Mélenchon parmi les 1 % les plus riches selon Oxfam !

Ensuite, il est intéressant de voir où Jean-Luc Mélenchon se situe dans la pyramide des richesses relayée par Oxfam. Au sommet ! Car, selon la méthodologie retenue par l'ONG et le Credit Suisse, on entre dans le club très fermé des 1 % les plus riches à partir de 1 million de dollars de patrimoine… Ce qui équivaut au patrimoine déclaré par le leader de La France insoumise dans sa déclaration de ressources transmise à la HATVP en 2017.

Quelques éléments du rapport de Credit Suisse, qu'Oxfam a choisi de ne pas mettre en avant, sont pourtant intéressants. Aujourd'hui, 57 % des adultes dans le monde, soit 2,8 milliards de personnes, ont une richesse inférieure à 10 000 dollars. Le segment suivant (une fortune de 10 000 à 100 000 dollars), a triplé de taille en 19 ans, passant de 514 millions de personnes en 2000 à 1,7 milliard en 2019. La fortune moyenne de ce groupe, porté par la prospérité croissante des économies émergentes, est de 33 530 dollars.

L'échelon supérieur (une fortune de 100 000 à 1 million de dollars) a aussi gonflé, et concerne aujourd'hui 499 millions de personnes dans le monde, contre 212 millions en 2000. La richesse ayant « ruisselé » sur M. Mélenchon lui a permis d'atteindre la strate supérieure, le fameux 1 %, au sein de laquelle les inégalités explosent aussi : pour être honnête, il faut souligner qu'il n'y a rien de commun entre l'humble masse des 41 millions de millionnaires à laquelle appartient Jean-Luc Mélenchon, qui possèdent à eux seuls 45 % de la richesse mondiale, et le top 0,1 %, ces 168 000 super-riches qui s'arrogent la part du lion.

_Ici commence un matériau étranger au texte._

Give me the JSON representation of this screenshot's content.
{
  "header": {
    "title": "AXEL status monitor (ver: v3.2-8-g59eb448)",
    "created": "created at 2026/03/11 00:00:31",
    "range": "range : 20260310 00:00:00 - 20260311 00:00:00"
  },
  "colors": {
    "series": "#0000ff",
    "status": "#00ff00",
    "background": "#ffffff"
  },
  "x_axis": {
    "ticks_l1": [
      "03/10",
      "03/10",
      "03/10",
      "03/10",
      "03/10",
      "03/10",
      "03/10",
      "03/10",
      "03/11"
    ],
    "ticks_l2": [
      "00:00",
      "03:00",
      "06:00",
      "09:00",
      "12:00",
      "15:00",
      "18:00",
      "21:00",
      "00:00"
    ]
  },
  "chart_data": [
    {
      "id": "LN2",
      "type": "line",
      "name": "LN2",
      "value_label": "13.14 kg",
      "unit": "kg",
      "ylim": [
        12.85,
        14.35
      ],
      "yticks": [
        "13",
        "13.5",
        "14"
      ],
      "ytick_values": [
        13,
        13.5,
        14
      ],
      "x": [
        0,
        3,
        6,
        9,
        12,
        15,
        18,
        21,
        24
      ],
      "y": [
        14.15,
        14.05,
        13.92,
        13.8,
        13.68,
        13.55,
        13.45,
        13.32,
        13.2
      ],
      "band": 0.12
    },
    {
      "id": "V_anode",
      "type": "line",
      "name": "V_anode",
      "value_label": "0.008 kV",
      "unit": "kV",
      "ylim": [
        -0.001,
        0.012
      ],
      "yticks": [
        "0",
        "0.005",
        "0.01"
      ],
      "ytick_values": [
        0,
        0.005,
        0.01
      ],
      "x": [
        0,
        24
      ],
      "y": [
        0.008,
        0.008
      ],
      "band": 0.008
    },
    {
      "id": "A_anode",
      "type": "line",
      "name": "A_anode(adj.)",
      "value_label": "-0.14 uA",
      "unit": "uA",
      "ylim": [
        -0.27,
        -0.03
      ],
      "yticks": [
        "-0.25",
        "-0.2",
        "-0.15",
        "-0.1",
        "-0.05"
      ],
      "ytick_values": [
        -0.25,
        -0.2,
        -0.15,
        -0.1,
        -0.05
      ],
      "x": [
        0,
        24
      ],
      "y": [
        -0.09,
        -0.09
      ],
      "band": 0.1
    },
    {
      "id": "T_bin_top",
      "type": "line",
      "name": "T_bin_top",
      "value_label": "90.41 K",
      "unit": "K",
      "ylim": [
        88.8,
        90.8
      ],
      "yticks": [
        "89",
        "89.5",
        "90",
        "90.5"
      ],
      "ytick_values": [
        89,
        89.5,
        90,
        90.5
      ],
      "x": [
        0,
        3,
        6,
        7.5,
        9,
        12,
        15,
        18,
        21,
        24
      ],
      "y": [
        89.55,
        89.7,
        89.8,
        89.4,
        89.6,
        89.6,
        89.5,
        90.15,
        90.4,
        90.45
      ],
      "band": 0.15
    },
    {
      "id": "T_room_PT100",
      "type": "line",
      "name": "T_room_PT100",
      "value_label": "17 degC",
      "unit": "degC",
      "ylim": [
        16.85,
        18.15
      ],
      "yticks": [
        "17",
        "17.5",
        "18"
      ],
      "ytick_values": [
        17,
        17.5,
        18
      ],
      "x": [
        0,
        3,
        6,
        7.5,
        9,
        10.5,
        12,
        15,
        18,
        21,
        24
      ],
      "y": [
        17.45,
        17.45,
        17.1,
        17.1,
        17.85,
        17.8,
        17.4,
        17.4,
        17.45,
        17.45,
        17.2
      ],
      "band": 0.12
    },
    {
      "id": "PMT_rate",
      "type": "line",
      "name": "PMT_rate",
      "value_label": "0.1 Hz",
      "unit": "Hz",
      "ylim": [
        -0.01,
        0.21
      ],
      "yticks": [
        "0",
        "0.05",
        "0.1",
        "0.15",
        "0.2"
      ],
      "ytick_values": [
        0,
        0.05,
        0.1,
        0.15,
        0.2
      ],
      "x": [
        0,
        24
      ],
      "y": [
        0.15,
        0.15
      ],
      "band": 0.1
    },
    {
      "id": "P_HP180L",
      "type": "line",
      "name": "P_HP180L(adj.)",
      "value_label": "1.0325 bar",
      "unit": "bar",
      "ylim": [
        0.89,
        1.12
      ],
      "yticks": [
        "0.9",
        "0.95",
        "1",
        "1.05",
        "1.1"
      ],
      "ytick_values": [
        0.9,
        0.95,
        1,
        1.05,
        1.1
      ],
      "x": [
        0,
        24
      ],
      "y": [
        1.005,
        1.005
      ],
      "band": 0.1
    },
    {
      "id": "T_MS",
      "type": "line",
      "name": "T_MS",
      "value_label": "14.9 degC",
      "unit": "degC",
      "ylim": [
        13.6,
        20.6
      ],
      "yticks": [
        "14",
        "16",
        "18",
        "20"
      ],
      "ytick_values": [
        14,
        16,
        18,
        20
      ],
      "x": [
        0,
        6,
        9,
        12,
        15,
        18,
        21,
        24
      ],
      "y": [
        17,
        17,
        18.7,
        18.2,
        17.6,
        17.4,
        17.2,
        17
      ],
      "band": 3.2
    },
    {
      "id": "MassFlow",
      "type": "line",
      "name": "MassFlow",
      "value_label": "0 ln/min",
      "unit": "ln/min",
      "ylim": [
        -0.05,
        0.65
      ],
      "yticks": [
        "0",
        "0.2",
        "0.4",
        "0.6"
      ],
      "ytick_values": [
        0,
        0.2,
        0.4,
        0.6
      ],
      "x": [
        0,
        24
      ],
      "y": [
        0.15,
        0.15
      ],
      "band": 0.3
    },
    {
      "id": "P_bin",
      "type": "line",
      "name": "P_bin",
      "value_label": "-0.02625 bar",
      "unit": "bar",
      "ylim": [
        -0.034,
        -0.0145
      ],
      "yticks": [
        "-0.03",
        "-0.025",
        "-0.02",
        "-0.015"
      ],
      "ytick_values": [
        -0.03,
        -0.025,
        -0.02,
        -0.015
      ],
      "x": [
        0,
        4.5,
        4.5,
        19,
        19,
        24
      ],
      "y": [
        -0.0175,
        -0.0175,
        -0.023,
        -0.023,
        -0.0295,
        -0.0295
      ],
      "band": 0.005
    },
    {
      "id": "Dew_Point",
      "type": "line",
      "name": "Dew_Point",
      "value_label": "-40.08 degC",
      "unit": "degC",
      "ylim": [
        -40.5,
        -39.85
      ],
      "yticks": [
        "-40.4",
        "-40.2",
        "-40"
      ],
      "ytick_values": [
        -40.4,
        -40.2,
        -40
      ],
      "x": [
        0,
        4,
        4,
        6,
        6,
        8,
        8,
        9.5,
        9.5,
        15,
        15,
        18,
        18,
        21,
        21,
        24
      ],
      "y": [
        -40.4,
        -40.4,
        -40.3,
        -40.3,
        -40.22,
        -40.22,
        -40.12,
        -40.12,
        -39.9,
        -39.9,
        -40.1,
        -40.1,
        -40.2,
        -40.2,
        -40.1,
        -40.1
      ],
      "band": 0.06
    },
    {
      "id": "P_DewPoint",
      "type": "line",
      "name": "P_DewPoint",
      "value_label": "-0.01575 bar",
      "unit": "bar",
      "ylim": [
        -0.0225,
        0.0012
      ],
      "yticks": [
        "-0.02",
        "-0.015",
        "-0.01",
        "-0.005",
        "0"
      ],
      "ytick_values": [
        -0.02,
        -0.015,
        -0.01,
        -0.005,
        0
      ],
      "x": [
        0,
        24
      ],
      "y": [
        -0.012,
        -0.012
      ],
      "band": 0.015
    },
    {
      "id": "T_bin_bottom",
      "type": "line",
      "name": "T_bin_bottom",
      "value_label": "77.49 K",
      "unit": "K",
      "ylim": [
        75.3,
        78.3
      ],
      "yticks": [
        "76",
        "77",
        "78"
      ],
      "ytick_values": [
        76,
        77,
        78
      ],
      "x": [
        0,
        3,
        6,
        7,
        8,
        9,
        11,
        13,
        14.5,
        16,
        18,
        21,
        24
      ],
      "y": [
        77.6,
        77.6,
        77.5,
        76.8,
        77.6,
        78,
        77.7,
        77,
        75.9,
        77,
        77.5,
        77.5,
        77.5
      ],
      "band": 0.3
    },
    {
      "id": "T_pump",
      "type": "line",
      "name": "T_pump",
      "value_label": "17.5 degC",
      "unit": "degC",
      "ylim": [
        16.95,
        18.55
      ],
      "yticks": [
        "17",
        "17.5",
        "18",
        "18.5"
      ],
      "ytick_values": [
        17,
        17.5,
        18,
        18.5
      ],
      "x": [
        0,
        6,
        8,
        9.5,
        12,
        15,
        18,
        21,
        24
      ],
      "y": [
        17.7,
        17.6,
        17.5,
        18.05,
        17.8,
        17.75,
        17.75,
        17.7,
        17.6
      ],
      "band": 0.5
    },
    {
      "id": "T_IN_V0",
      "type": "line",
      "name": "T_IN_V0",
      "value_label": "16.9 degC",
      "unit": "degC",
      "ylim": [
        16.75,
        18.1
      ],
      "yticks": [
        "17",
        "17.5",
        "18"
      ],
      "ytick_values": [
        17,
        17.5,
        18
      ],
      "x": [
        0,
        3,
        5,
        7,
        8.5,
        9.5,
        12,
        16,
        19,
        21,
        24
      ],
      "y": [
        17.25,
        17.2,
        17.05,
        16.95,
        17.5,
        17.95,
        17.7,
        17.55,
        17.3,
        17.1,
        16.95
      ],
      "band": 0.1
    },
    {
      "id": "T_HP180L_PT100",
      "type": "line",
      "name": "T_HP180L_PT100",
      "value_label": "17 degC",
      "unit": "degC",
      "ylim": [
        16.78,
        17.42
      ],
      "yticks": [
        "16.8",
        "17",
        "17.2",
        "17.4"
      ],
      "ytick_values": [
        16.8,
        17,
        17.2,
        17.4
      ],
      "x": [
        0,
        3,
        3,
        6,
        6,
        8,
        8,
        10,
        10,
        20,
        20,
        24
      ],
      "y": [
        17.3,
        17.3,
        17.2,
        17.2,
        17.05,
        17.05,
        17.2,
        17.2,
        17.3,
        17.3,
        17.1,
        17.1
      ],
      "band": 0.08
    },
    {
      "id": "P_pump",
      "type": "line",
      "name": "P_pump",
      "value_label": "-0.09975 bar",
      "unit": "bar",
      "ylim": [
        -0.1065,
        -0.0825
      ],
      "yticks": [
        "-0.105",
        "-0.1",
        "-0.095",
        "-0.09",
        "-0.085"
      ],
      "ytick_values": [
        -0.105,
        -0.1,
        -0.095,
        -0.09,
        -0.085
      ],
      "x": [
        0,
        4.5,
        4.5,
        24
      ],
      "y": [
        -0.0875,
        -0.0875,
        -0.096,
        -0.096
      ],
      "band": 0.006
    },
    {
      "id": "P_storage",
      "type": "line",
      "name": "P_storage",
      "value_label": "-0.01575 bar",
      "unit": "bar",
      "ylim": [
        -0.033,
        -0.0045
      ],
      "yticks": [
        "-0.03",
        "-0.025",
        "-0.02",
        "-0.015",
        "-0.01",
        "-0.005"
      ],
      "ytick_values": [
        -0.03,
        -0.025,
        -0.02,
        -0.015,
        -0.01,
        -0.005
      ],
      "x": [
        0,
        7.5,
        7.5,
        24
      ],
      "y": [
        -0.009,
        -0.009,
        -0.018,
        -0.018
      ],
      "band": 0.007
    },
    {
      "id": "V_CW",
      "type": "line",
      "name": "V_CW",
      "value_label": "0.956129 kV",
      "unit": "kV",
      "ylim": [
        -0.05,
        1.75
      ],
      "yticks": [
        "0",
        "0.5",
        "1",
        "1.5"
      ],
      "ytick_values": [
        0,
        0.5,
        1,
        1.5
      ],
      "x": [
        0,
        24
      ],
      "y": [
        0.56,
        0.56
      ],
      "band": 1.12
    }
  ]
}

La moitié des adultes se partagent 1 % de la richesse mondiale

Reste une réalité choquante, déconcertante, et pour tout dire insupportable : la moitié des adultes dans le monde se partagent un ridicule pour cent de la richesse mondiale. Même avec des critères bancals, cette disparité de chances et de destins indigne à raison.

Comment se situe la France, pays au monde où les richesses sont le mieux redistribuées, dans ce tableau global ? La richesse moyenne y atteint 102 000 dollars, le top 1 % détenant 22 % de la richesse totale (contre 58 % en Russie, maître étalon de l'oligarchie, à titre de comparaison). Une part de la fortune des super-riches, en actions, fluctue au gré des cours de la Bourse, qui se sont envolés. Et en France plus qu'ailleurs, ce ne sont pas les revenus (dont on peut espérer qu'ils se gagnent au mérite), mais l'héritage qui creuse la différence… quand les salaires de la classe moyenne ont stagné.